Не женат. Детей не имеет.

Зато имеет проблемы с контролем дара, что привело к частичной блокировке.

– Барин просто… вы ж дела читали? – И опять этот прищур.

Пытается поймать на лжи? Маг-аналитика – почти нереально. Не лгут они. Ложь слишком выраженно искажает потоки данных.

– Читал.

– И мое?

– И ваше.

– И что там? Нет, если не секрет, конечно. – Она хохотнула.

– Зима Желановна Охотова, по мужу Одинцова.

– Я вернула имя.

– И в свое время это вызвало немалый скандал.

– Можно подумать… – проворчала она, отворачиваясь. – Какой в нем смысл? В имени.

– Двадцать девять лет… Были замужем. Два года. Ныне разведены. По обоюдному согласию и особому прошению, личным дозволением его императорского величества. Дар двунаправленный – трансформация с переносом сути и поиск. В свое время активно разрабатывался именно поиск. Сколько вам было?

– Пятнадцать. – Она поморщилась.

– Это было незаконно.

Теперь на него посмотрели уже с умилением.

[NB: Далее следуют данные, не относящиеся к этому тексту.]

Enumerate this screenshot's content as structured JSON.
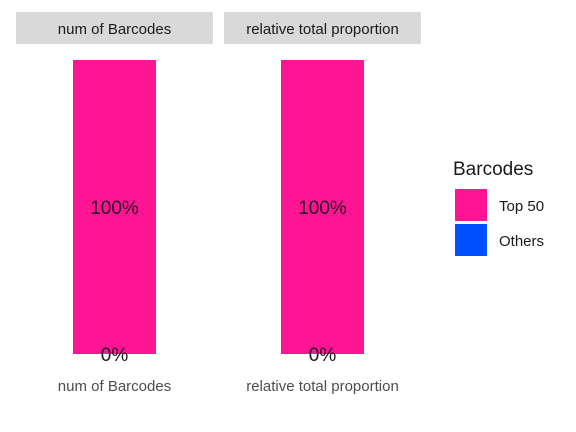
{
  "chart_data": {
    "type": "bar",
    "stacked": true,
    "percent": true,
    "ylim": [
      0,
      1
    ],
    "grid": false,
    "legend_position": "right",
    "legend": {
      "title": "Barcodes",
      "entries": [
        {
          "name": "Top 50",
          "color": "#FF1493"
        },
        {
          "name": "Others",
          "color": "#0050FF"
        }
      ]
    },
    "panels": [
      {
        "strip": "num of Barcodes",
        "category": "num of Barcodes",
        "series": [
          {
            "name": "Top 50",
            "value": 1.0,
            "label": "100%"
          },
          {
            "name": "Others",
            "value": 0.0,
            "label": "0%"
          }
        ]
      },
      {
        "strip": "relative total proportion",
        "category": "relative total proportion",
        "series": [
          {
            "name": "Top 50",
            "value": 1.0,
            "label": "100%"
          },
          {
            "name": "Others",
            "value": 0.0,
            "label": "0%"
          }
        ]
      }
    ]
  }
}
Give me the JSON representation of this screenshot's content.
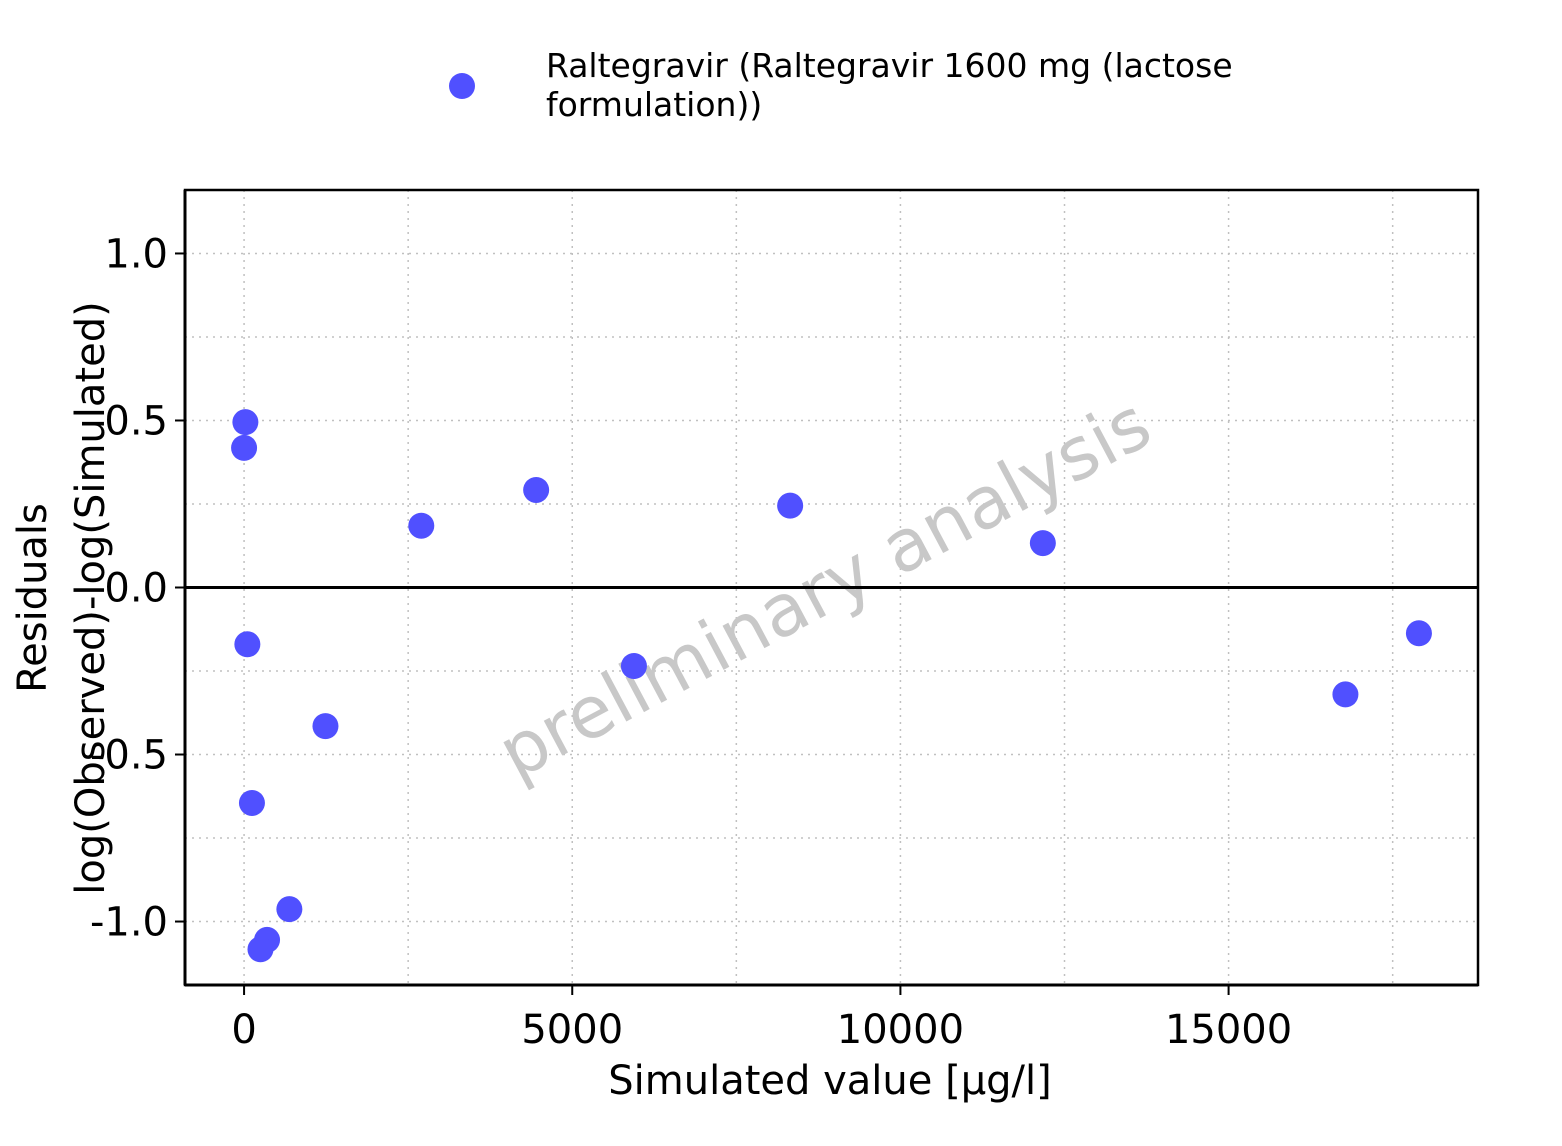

Ну да, идиот. Война началась. Война вспыхнула вдруг, покатила, налетела, и так, что, казалось, еще немного, и все. Кому какое дело до закона, когда одаренные нужны? Нужны не просто как воздух. Сильнее.

Куда сильнее.

– Служили. Вы… прошли всю войну. И ранены были. В Берлине уже. Так? – Кивок. – И оказались в госпитале. Три награды. Замужество с Одинцовым. Вы стали княжной…

– Было такое. – Она едва заметно морщится.

Настолько неприятны воспоминания? И до пояснения она все-таки снисходит:

– Нас хватило на два года. Это много. Потом… да вы знаете. И нет, он не был сволочью. Просто оказалось, что жизнь на войне и жизнь после – две очень разные жизни. Да и еще кое-что…

Кое-что, ставшее неприятным сюрпризом.

В деле это тоже есть. В том, в закрытом деле, доступ к которому стоил Бекшееву немало.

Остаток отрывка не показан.